Fairbanks has invested much time, money but mostly passion into the realization of this artistic adventure in Marlborough.
Upon entering the building through the still to be opened coffee shop, one literally does gasp in surprise and awe as you wend your way though seemingly endless corridors into the gallery space and nine artist studios beyond. Mad Hatter studio artists include Mona Bhoyar, Verna Friedman, Anne Gilman, Jessica Jones, Joe Kleber, Judy Schneider, and Elisa Sweig.
The old factory, non-descript from the outside, lends itself perfectly to a gallery space. While the old brick walls and typical factory style ceilings lend authenticity and charm to the site, the stark whiteness of the display boards that embrace a myriad of colorful explosions, mingled with modern furniture, lighting and random pieces of sculpture boldly announce the arrival of The Mad Hatter Gallery. The Loft Coffee Shop through which one enters the gallery is poised to become THE place to be from March onwards, offering delicacies for the appetite, while the art beyond will provide exquisite food for the soul.
Resident White Rabbit Studios artist Mona Bhoyar was excited about the upcoming opening of the Loft Coffee Shop which she hopes will draw more visitors to the studios and gallery. Mona’s work, some of it predominantly in black and reds tells stories of war, suffering and horror often with women as the centerpiece. One of her paintings, a depiction of the battlefields of Normandy was inspired by a visit to Germany.
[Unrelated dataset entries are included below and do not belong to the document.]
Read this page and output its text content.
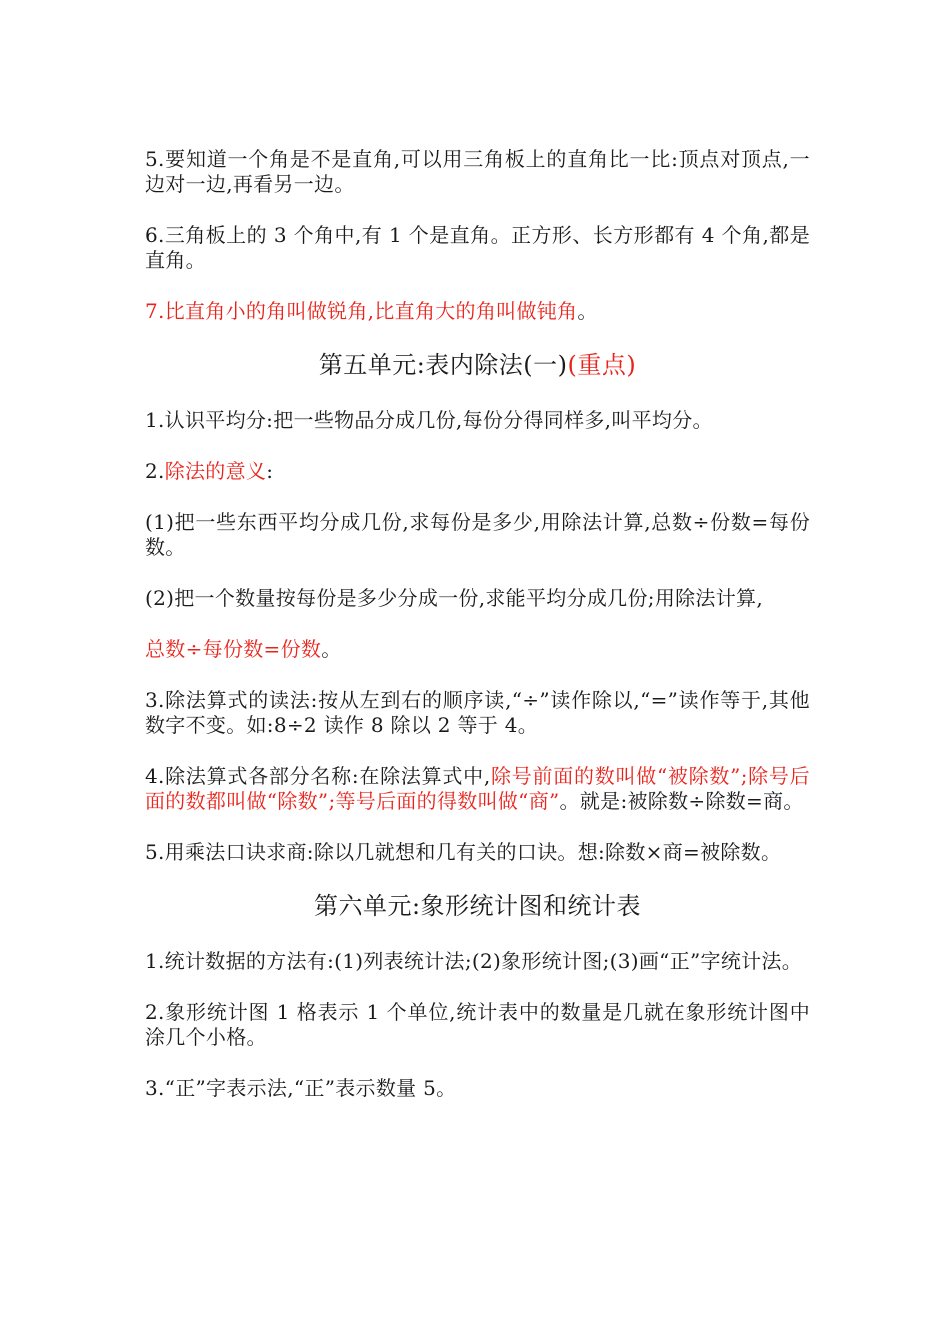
5.要知道一个角是不是直角,可以用三角板上的直角比一比:顶点对顶点,一边对一边,再看另一边。

6.三角板上的 3 个角中,有 1 个是直角。正方形、长方形都有 4 个角,都是直角。

7.比直角小的角叫做锐角,比直角大的角叫做钝角。

第五单元:表内除法(一)(重点)

1.认识平均分:把一些物品分成几份,每份分得同样多,叫平均分。

2.除法的意义:

(1)把一些东西平均分成几份,求每份是多少,用除法计算,总数÷份数=每份数。

(2)把一个数量按每份是多少分成一份,求能平均分成几份;用除法计算,

总数÷每份数=份数。

3.除法算式的读法:按从左到右的顺序读,“÷”读作除以,“=”读作等于,其他数字不变。如:8÷2 读作 8 除以 2 等于 4。

4.除法算式各部分名称:在除法算式中,除号前面的数叫做“被除数”;除号后面的数都叫做“除数”;等号后面的得数叫做“商”。就是:被除数÷除数=商。

5.用乘法口诀求商:除以几就想和几有关的口诀。想:除数×商=被除数。

第六单元:象形统计图和统计表

1.统计数据的方法有:(1)列表统计法;(2)象形统计图;(3)画“正”字统计法。

2.象形统计图 1 格表示 1 个单位,统计表中的数量是几就在象形统计图中涂几个小格。

3.“正”字表示法,“正”表示数量 5。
It is a multi-layered piece seemingly abstract, but with a soldier’s face shrouded in pain and suffering as the central theme. The more one looks at the painting the more faces and hollow eyes you are sure to see! Mona felt compelled, she says, to express herself after visiting the site of the battlefields. Another painting of women shrouded in white and encased in barbed wire tells of the tragedy of Indian widows, who are compelled to wear white and destined to a life of solitude and semi rejection after the death of their husbands. Mona views history, cultural norms and social upheaval as her emotional canvas and is never at a loss for inspiration.
Little do residents and officials of the City of Marlborough realize what a treasure they now possess, one that will put Marlborough proudly on the arts map of the region.